In his video remarks, Putin said all voters wanted to see a strong, prosperous and free Russia “in order to raise living standards and the quality of life. And that is how it will be”. The very act of voting, Putin said, was a “demonstration of patriotic feeling”. And this, he said, was particularly felt in areas of eastern and southern Ukraine now held by Russian forces – some since the launch of the Feb 2022 invasion, others taken over by Russian-backed separatists in 2014.
Putin said the patriotic choices were clear to residents of areas in Donbas in eastern Ukraine and Novorossiya – a tsarist term for parts of southern Ukraine – who had voted for annexation by Russia in 2022 referendums denounced by Western countries as illegal. “(They) voted in a referendum in the most difficult of conditions for unification with Russia and will again in the coming days make their choice,” Putin said. “Those participating in the special operation will also vote.

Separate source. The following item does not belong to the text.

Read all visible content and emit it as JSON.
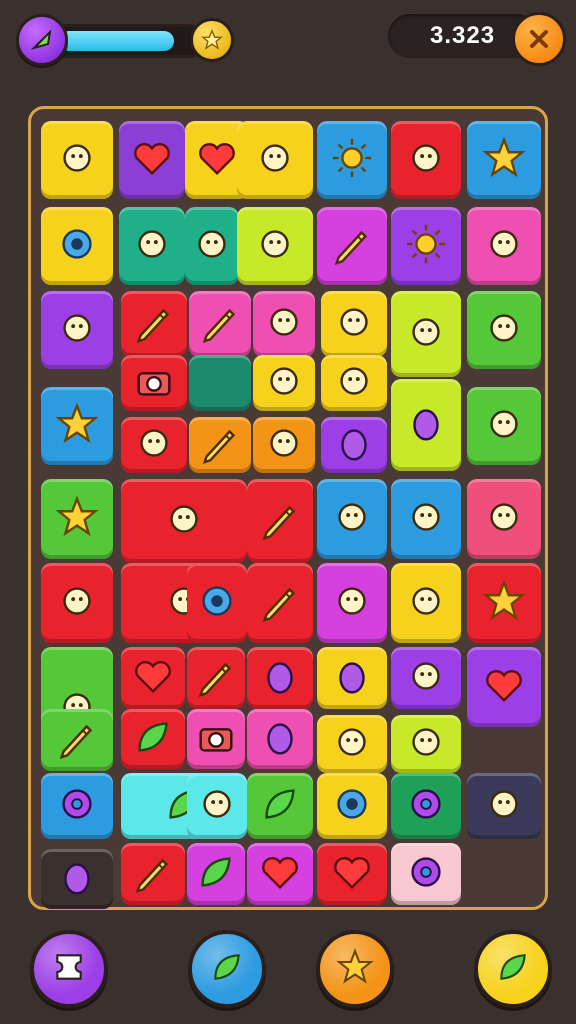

They are an examples to all Russians.”
Ahead of the vote, Kyiv has ramped up its aerial bombardment of Russian regions just across their shared border. At least two people were killed and several more wounded in a wave of attacks on the Russian region of Belgorod Thursday. And the Russian national guard said it was fighting off attacks from pro-Ukrainian militias in Kursk, the latest in a string of border clashes.
Kyiv says staging polls on Ukrainian territory is illegal.
Early voting is underway in occupied territories of Ukraine, and the vote will also take place in Crimea, the peninsula annexed by Moscow in 2014 – a move that most of the global community has refused to recognise. In occupied city of Mariupol, officials opened pop-up polling stations at small tables in the street and on the hoods of cars. Banners were unfurled sporting a red, white and blue “V” logo – an army symbol used as a sign of support for the military offensive.